When We Talk About Quality of Life
A fierce debate regarding the way in which we talk about "quality of life" took place in Norway this spring. In an attempt to defend selective abortion of chromosomal abnormalities such as Down syndrome, Aksel Braanen Sterri (a newspaper columnist at the time) pondered whether such lives are "worthy of living." According to Sterri, a life with Down syndrome is significantly less worth than a "normal" life. Thus, women carrying fetuses with Down syndrome must be justified in choosing abortion.
Sterri's reflections were an exercise in applied moral philosophy. Enraged respondents, however, would not accept the reflections as mere speculations. According to some—including relatives of people with Down syndrome—Sterri crossed a line of decency when implying that the value of life of persons with Down syndrome (or similar disabilities) is reduced merely because of the syndrome.
Quality of life vs. moral value
There is a pattern here. In many bioethical debates, declarations of quality of life are taken to concern the moral value and dignity of the same life. For instance, when proponents declare that assisted suicide should be offered because some people have abysmal quality of life, opponents often respond that ascribing low quality of life to a person robs that same person of his or her moral value. Thus, if dignity is to be upheld, we must not make assertions about people’s quality of life.
However, the distinction between quality of life and the moral value of life is an important one—and must be upheld. We need a specific language for speaking about the many aspects of quality of life. When we talk about quality of life we must be able to do so frankly, without being taken to devalue the moral value, dignity and moral rights of the person involved.
This distinction is well-known to philosophers, but it must be restated and introduced within public debates on bioethics. On the one hand, there is the moral value of the human person, which is closely related to human dignity and the moral right to life. This moral value should always and everywhere be affirmed as intrinsic, equal among all fellow humans, and—importantly—independent of quality of life.
What is quality of life?
On the other hand, there is quality of life—which we also should be allowed to speak of. I propose a distinction between subjective and objective quality of life. Subjective quality of life is the person’s own assessment of how well their life is going, as when people are asked: “On a scale from one to ten, how satisfied are you with your life?” However, for any given person this number appears to be quite stable. For instance, the lottery winner’s boost to subjective satisfaction is only temporary. Before long, he or she is more or less back at his or her default happiness level. Therefore, even though assigning a number regarding how well life is going provides a glimpse into the person’s life and their assessment of it, such a numerical value is arguably of limited value.
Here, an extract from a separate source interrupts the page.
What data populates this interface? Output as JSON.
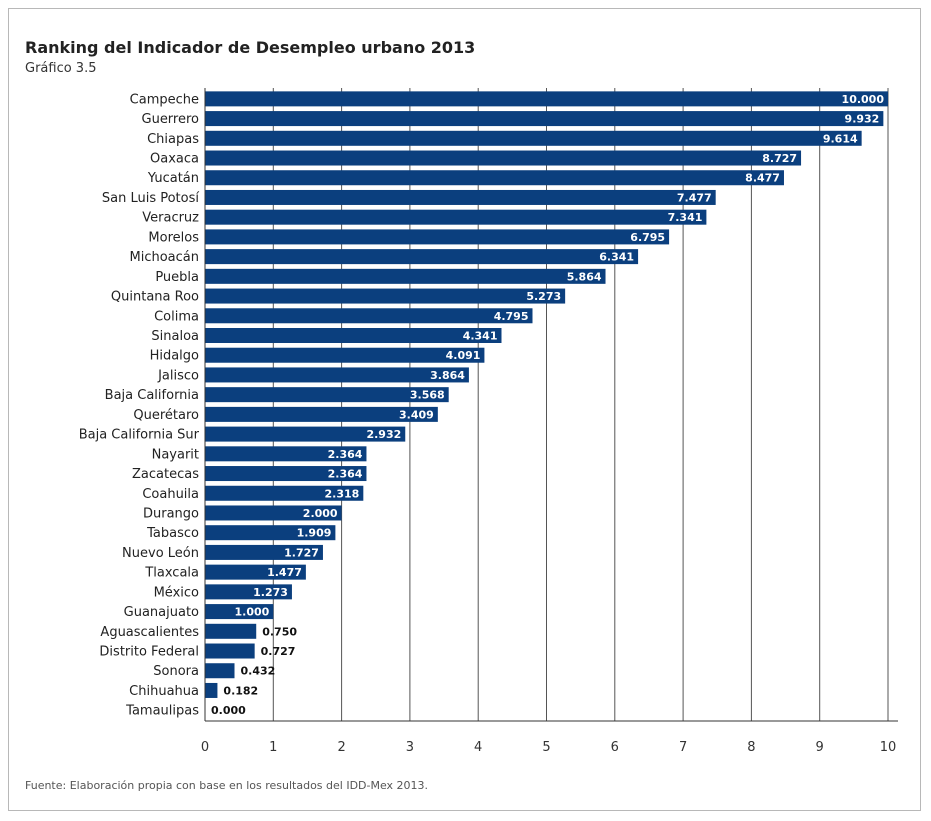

Objective quality of life, however, is a much subtler notion. Arguably, Aristotle’s account of the good life—eudaimonia—got the basics right: the good life involves living in accordance with virtue. And the virtues are the character traits, such as bravery and wisdom, that define the good person. The person who is truly flourishing is realizing the capacities central to their nature as human being. In an account of the virtues, therefore, we see the contours of what it means to live a good life; to flourish, to have objective quality of life. Having such a life is truly desirable.
Obstacles to the realization of such objective quality of life can be external factors such as poverty, but also internal factors such as diseases, a lack of virtue or a developmental disorder. Consider a person with a moderate degree of intellectual disability. He or she could have high subjective quality of life. When it comes to objective quality of life and the realization of human abilities, however, things become more complex. Certain paths towards the good life—perhaps those most strongly reliant on cognitive skills—will be wholly or partially closed for that person. This is sad, but nevertheless a fact. However, the person might have developed other important skills to a high degree, such as the ability to give and receive love. Again, my point is that we need a vocabulary to speak of such matters without being taken as reducing the person’s moral value and human dignity.
Where does this leave subjective quality of life? The hedonist’s grave error is to exalt such satisfaction to the only thing that truly counts. For some governments, quantifiable notions of life satisfaction have gained traction and assumed a wholly unearned significance. In such jurisdictions, moving citizens up the scale has then been touted as an important goal—perhaps even the overarching goal—of politics.
The much richer concept of eudaimonia, on the other hand, is what a morally sane community should strive for. A morally upright society educates its young so that they have the opportunity to realize the virtues in their own lives.
However, any given account of the virtues, of flourishing and of objective quality of life, might be more or less off the mark. Famously, Aristotle’s blind spots led him to a notion of virtue too centred on cognitive abilities and—according to himself—unattainable for women and slaves. We are not likely to make this particular mistake, but must take care not to make other similar mistakes that we are more prone to. Simply put: Any plausible account of the good life must be sufficiently “open” to give room for a plenitude of good lives.